While it’s a little off the Gringo’s usual blog theme of motorcycle trips, I thought I’d do a quick post about watching a shuttle launch. I am fortunate, through my freelance job as a news videographer, to occasionally be able to witness a launch up close and personal, from KSC’s press site, which is about three miles from the launch pads, I believe. For this most recent launch of Shuttle Endeavour, STS-130, at 4:14 am on February 8, I worked for CBS News. Working a “routine” shuttle launch for CBS, for me, entails having my camera ready to go live on the network should events warrant. At one time, CBS, NBC and ABC each had its own small building at the press site from which they covered launches and landings. As the years passed, and space travel became more “routine”–notwithstanding the occasional disaster–network interest in covering launches waned, with most relying on NASA’s multi-camera feed of each launch. CBS and NBC each maintain a small presence at each launch, while ABC relies on its local affiliate or brings in staff if events warrant. In fact, ABC tore down its building at the press site a few years ago due to mold issues, I believe, and now brings in trailers for its staff during special events.

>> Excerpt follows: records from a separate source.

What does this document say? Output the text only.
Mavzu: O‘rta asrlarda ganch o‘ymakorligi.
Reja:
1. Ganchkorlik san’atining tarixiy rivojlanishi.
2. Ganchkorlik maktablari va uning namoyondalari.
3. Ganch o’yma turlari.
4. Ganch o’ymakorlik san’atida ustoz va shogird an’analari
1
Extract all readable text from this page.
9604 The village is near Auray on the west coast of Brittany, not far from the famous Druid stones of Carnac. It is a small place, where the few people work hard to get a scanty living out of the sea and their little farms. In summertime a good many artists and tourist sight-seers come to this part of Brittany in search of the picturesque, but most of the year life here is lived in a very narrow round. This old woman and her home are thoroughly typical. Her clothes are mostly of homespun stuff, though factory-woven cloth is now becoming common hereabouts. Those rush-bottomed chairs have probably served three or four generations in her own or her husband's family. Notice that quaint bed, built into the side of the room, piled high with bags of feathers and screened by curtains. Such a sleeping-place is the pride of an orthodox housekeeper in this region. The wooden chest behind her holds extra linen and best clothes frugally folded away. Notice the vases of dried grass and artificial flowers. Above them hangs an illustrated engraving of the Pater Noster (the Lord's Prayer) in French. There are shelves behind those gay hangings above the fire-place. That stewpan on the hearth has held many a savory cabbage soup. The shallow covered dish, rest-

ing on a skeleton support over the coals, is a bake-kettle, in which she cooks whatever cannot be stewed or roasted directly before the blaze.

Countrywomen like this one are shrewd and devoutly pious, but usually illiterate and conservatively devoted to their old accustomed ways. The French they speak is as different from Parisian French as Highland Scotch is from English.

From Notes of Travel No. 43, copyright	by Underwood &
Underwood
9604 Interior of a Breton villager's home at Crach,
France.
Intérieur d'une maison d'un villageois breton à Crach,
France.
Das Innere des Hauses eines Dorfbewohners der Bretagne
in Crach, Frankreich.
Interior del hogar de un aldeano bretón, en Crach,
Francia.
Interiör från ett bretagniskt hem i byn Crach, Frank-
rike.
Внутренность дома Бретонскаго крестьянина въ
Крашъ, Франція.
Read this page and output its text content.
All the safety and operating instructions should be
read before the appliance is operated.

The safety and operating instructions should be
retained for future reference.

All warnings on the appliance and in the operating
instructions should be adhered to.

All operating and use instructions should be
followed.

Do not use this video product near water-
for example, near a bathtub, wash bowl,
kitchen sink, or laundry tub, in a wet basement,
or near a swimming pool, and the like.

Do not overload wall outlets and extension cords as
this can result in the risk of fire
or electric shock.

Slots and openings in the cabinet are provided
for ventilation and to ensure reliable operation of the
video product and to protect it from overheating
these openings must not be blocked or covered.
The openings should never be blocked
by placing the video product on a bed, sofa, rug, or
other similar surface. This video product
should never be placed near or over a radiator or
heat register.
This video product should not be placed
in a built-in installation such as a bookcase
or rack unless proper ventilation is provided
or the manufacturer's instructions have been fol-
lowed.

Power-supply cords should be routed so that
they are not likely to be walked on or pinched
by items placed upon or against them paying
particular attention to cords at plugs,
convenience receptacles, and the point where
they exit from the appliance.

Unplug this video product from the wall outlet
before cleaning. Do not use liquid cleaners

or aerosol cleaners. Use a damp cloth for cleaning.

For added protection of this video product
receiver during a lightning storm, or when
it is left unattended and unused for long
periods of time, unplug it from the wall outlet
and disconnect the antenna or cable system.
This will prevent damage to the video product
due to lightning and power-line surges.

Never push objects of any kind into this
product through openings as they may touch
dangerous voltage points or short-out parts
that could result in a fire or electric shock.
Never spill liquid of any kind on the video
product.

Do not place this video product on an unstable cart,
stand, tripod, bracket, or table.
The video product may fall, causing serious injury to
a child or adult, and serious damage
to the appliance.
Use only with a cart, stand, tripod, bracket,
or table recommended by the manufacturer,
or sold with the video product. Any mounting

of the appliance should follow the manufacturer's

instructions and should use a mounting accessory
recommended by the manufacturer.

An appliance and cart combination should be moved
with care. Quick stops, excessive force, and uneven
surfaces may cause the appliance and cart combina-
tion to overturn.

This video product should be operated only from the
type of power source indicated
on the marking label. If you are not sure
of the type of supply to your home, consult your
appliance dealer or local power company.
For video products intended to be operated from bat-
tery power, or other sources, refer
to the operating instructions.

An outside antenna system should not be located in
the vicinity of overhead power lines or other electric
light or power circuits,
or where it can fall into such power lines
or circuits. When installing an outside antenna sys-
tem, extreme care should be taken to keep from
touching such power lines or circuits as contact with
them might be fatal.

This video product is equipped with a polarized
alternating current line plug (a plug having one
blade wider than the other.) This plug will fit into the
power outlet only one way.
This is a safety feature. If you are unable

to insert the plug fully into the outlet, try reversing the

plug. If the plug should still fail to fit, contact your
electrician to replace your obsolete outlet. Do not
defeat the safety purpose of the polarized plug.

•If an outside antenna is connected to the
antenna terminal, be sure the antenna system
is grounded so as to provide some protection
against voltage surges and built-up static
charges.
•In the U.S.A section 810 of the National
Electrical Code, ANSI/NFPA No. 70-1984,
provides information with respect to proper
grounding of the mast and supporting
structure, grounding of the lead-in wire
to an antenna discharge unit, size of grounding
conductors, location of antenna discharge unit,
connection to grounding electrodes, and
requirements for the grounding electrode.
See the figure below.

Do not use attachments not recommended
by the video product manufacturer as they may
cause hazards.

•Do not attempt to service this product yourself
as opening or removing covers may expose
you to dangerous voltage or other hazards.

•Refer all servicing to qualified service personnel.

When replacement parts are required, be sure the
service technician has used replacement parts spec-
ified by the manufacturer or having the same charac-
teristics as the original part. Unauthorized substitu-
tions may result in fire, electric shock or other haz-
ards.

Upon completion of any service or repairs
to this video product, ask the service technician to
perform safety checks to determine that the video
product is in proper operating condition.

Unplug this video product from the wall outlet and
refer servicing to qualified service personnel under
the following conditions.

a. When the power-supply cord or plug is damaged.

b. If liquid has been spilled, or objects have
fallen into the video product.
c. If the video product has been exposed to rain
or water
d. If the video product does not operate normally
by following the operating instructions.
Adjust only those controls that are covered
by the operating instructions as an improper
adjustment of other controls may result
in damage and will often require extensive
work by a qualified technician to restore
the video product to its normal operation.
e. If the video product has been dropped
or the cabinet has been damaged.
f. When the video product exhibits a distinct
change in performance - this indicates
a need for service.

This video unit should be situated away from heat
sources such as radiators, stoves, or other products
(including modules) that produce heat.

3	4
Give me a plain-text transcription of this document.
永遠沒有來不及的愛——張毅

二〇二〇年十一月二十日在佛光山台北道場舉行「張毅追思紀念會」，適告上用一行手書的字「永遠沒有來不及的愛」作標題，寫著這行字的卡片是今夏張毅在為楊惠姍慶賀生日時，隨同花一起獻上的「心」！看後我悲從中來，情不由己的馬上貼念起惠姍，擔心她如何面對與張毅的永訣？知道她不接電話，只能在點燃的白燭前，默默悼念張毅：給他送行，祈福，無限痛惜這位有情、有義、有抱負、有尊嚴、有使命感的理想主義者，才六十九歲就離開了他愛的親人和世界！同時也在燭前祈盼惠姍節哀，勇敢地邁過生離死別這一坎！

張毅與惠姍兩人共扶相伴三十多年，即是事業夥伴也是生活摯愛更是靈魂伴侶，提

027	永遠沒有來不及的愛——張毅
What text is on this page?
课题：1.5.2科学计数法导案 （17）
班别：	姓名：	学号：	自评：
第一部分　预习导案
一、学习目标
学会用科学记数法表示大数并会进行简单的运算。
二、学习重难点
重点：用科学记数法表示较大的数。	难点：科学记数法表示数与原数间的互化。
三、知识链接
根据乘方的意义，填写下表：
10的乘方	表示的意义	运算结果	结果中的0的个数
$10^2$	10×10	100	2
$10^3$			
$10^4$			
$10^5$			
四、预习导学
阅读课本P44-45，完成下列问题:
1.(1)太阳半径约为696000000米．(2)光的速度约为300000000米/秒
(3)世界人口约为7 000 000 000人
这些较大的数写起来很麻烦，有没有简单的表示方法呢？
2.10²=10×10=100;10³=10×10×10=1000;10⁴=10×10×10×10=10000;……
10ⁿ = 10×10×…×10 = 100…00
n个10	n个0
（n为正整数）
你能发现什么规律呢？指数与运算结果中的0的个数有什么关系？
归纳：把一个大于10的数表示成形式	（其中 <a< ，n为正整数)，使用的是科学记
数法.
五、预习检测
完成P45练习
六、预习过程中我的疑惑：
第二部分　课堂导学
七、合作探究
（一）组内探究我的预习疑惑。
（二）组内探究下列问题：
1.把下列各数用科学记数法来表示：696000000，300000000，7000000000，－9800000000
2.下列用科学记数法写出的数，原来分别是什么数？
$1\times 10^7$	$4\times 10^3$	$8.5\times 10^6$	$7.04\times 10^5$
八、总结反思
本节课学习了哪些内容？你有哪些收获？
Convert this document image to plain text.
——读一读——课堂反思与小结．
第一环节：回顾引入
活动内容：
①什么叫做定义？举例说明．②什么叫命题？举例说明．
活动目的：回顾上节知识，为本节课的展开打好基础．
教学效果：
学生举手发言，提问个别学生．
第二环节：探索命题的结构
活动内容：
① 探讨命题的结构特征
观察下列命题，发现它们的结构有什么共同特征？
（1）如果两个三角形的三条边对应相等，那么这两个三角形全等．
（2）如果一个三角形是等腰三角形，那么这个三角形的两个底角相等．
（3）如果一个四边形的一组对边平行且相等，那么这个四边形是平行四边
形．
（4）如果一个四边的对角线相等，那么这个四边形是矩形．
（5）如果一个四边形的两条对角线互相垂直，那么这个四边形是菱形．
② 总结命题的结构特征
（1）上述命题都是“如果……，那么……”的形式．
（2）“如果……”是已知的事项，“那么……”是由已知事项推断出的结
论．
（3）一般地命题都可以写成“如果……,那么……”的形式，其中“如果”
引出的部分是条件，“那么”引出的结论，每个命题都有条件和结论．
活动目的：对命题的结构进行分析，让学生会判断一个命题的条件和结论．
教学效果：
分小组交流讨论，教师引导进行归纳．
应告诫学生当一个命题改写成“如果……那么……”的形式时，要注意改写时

As this was to be a nighttime launch–the last scheduled night launch of the shuttle program–I ensured that CBS’s small second-floor studio was lit properly (tungsten rather than daylight-balance lighting), and placed my camera on its tripod in the proper location, so that CBS space correspondent Bill Harwood would be sitting on the set with the launch pad over his left shoulder, ready to go live if necessary.
Watching a launch from this close is truly incredible. Daytime launches are spectacular, nighttime launches more so. At liftoff, smoke clouds billow outward from the pad as intense flame shoots from the shuttle’s exhaust. The building shakes from the craft’s deep rumble. As the shuttle climbs, the sky and landscape become brighter and brighter, until briefly, night becomes day. The rumble continues, the building shakes, and the sky once again darkens as the shuttle makes its way into space, leaving its exhaust trail to float down and slowly dissipate in the darkness. No matter how many launches you’ve seen, no matter how long you’ve worked in news and how jaded you may think you are, it always takes your breath away.